QoL studies with cancer patients have revealed a typical pattern of response: While patients report detriments in many specific domains, they nevertheless rate their general health state and their general QoL as being relatively good (Arndt, Merx, Stegmaier, Ziegler, & Brenner, 2005; Hinz, Mehnert et al., 2017). This indicates that response shift effects occur with greater magnitude when general assessments of a patient’s health state are studied. If patients indeed change their frames of reference when responding to questions concerning health, this should result in changes in their responses to the vignettes, assuming that the patients apply the same scales to themselves as they do to the vignettes (principle of response homogeneity). The hypothesis is that people experiencing a severe disease will rate vignette characters’ health states as being less problematic than people in the general population will. If this was really true, the difference between the assessments of their own health state and that of the vignette characters should provide additional information on the patient’s health state. A second hypothesis, also derived from the hypothesis of response shift, is that those patients who are in a poor health will assess the vignette characters as being in better health than patients in a good health will. This should result in a negative correlation between the assessment of a respondent’s own health and that of the vignette characters. In our study we intend to examine whether such a negative correlation does exist, and whether there are age and gender differences in the assessments of the vignettes.

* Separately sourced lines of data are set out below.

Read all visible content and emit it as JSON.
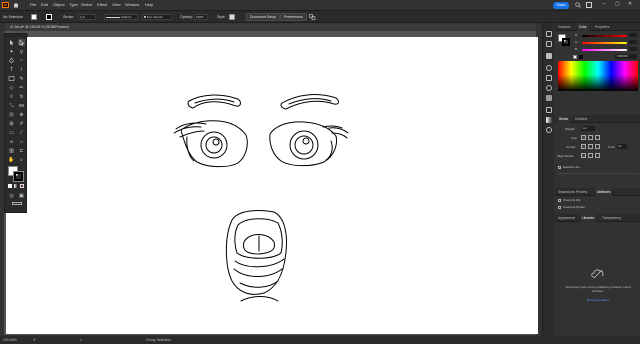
{
  "menubar": {
    "logo_text": "Ai",
    "items": [
      "File",
      "Edit",
      "Object",
      "Type",
      "Select",
      "Effect",
      "View",
      "Window",
      "Help"
    ],
    "share_label": "Share"
  },
  "controlbar": {
    "selection_label": "No Selection",
    "stroke_label": "Stroke:",
    "stroke_value": "1 pt",
    "uniform_label": "Uniform",
    "brush_label": "5 pt. Round",
    "opacity_label": "Opacity:",
    "opacity_value": "100%",
    "style_label": "Style:",
    "doc_setup_label": "Document Setup",
    "preferences_label": "Preferences"
  },
  "document": {
    "tab_label": "47 Art.ai* @ 159.66 % (RGB/Preview)"
  },
  "statusbar": {
    "zoom": "159.66%",
    "rotation": "0°",
    "artboard_nav": "1",
    "tool_name": "Group Selection"
  },
  "panels": {
    "top_tabs": [
      "Gradient",
      "Color",
      "Properties"
    ],
    "active_top_tab": "Color",
    "hex_value": "FFFFFF",
    "stroke_tabs": [
      "Stroke",
      "Gradient"
    ],
    "stroke": {
      "weight_label": "Weight:",
      "weight_value": "1 pt",
      "cap_label": "Cap:",
      "corner_label": "Corner:",
      "limit_label": "Limit:",
      "limit_value": "10",
      "align_label": "Align Stroke:",
      "dashed_label": "Dashed Line"
    },
    "transparency_tabs": [
      "Separations Preview",
      "Attributes"
    ],
    "active_transparency_tab": "Attributes",
    "overprint_fill": "Overprint Fill",
    "overprint_stroke": "Overprint Stroke",
    "bottom_tabs": [
      "Appearance",
      "Libraries",
      "Transparency"
    ],
    "active_bottom_tab": "Libraries",
    "library_message": "Something went wrong initializing Creative Cloud libraries.",
    "library_link": "More information"
  },
  "colors": {
    "accent": "#1473e6",
    "logo_orange": "#ff7c00",
    "panel_bg": "#323232",
    "artboard": "#ffffff"
  }
}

Most of the studies that have been conducted using vignettes are cross-sectional studies. If an examination includes at least two measurements per person, it is possible to examine whether a change of the personal health state from t1 to t2 is negatively correlated with a corresponding change of the assessments of a vignette. Here we intend to test the hypothesis that an improvement in a person’s health situation results in a complementary change in the person’s frame of reference, and, therefore, more negative assessments of the vignette than before. In addition to that, the temporal stability of the vignettes’ evaluations is a matter of interest which has yet to be analyzed. Finally, to better understand the factors’ contribution to changes in the patients’ frames of reference, it is instructive to explore to what degree the tendency to change the frame of reference is related to variables of mental health and QoL.
In summary, the aims of this study were (a) to compare the self-assessed health state of patients with the assessments obtained in the general population, (b) to test the impact of several factors (patients vs. general population, sociodemographic factors) on the assessments of the anchoring vignettes, (c) to test the correlation between the respondents’ health states and those attributed to the vignettes, (d) to examine the temporal stability and the intra-individual relationship between self-rated health and the assessments of the vignettes, and (e) to analyze the relationship between the assessments of the vignettes and QoL variables.
MethodSample of patientsBetween June 2015 and July 2016, patients treated in a German cardiovascular rehabilitation clinic were asked to take part in the study. Exclusion criteria were: insufficient command of the German language and age under 18 years. The general duration of the rehabilitation treatment was three weeks. Participants who agreed to take part in the study were given several questionnaires within the first three days of the rehabilitation program (t1), and they were sent a letter with the t2 questionnaires by mail three month after discharge from the rehabilitation clinic. The study was approved by the Ethics Committee of the University of Leipzig. Informed consent was obtained from all participants who were willing to take part.
Sample of the general populationThe reference values were taken from a general population study. The sample included 2,409 persons which were representatively selected from the adult German general population (Hinz, Häuser, Glaesmer, & Brähler, 2016). The participants of this study assessed themselves and the vignettes concerning health states with the same 0-100 scale as the cardiovascular patients did. From this sample, we selected a subsample so that the mean age and the proportion of women were nearly exactly the same as in the patients’ sample. This subsample of the general population ultimately included 1,030 males and 206 females (16.7% females in this sample). The mean age of this sample was 55.8 years, very similar to that of the patients’ sample. This study was also approved by the Ethics Committee of the University of Leipzig.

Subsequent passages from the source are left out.